Spend a few minutes breathing deeply and enjoying the new position of your limbs. Then slowly open your eyes and continue your day.

Yoga for stress relief

Since Jennifer Aniston took up yoga, Westeners have become more open to this ancient practice. Benefits of a regular yoga practice includes flexibility, balance, coordination and strength, and recent research suggests that yoga increases stress resilience. Being more resilient towards physical stress goes a long way to manage stress relief. Yoga is more than just exercise because of the emphasis placed on breathing and relaxation techniques. The physical practice aims to gain movement so that the body can be comfortable to sit upright for a meditation practice. The benefits far out weighs the risk, of feeling clumsy or not being able to reach your toes, everybody has to start some where. The common excuse of “not being flexible enough”, is almost the same as arguing that you are to dirty to take a shower.

There are so many different disciplines of yoga out there, from sweating it out in a Hot Pod or Bikram class to absorbing the benefits of a slow paced Hatha or Yin class.

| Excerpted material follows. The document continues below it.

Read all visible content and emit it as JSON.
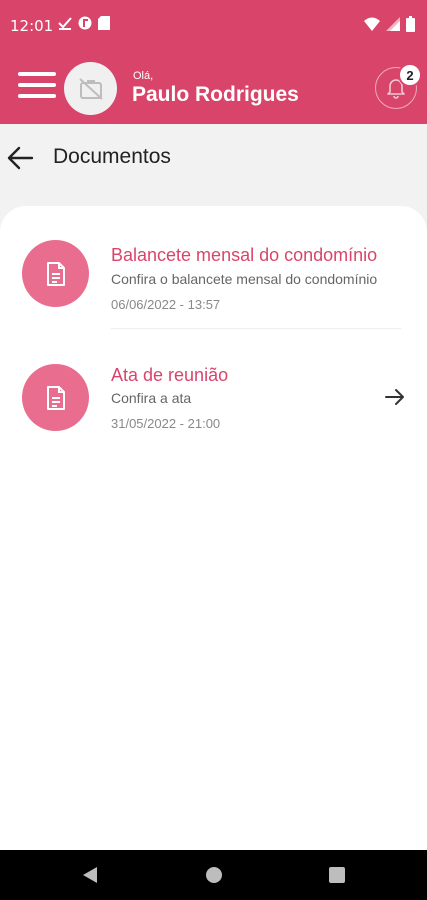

Iyengar yoga focusses on alignment to a degree that any piece of furniture can become a prop to the vigorous Ashtanga sequences that may seem like Circ de Soleil performances. Be curious, explore and find a style that suits you.

Meditation for stress relief

Meditation is an age old practice. It is a form of mental training that aims to keep the mind and thoughts quiet, the focus being on your breath or affirmation. For most people this can be more challenging than finding parking in the city centre. The mind tends to do the opposite from what it is told, like a small child. If you treat the experience with the same patience you would a small child, it becomes easier with practice.

Meditation improves mental acuity, attention, memory, cognition, emotional regulation and promotes creativity. It lowers cortisol, thereby reducing inflammation and improving the immune response. Best of all, it is completely free. You do not have to sit like Rafiki in the Lion King to get the benefits of mediation. You can sit on a chair and practice. There are many different techniques to explore and choose from.

Zen Meditation

This practice emphasizes focused attention while observing the breath. Sitting quietly this gives you time for introspection while concentrating on either the amount of breaths you take, or the duration of the inhale and exhale.

Loving Kindness Meditation

Causes of stress

conflict (In 2015 Harvard & Stanford universities publishes a meta analysis on the health implications of chronic stress. The study directly linked stress with premature mortality and decline in mental and physical health. The study found that ongoing conflict is associated with 90% chance of developing physical symptoms and a 160% chance of developing mental symptoms)

job insecurity

long working hours

Factors that contribute to high levels of stress at work are:

  • high job demands
  • lack of control
  • injustice
  • poor social support
  • effort reward imbalance
  • lack of authority over decisions

Chronic stress in children

Stress affects children in the same way it affects adults. The impact of the effects in a developing child may be increased. Height, overall health and mental and emotional integrity in later life may be affected.

Stress raises systemic (overall) inflammation. Chronic stress may result in persistent inflammation. Research has shown that stress early in life have heightened inflammatory response to phsychosocial stress. So an adult, who experienced challenging circumstances as a child, may have a disproportionate inflammatory respsonse to stress later in life.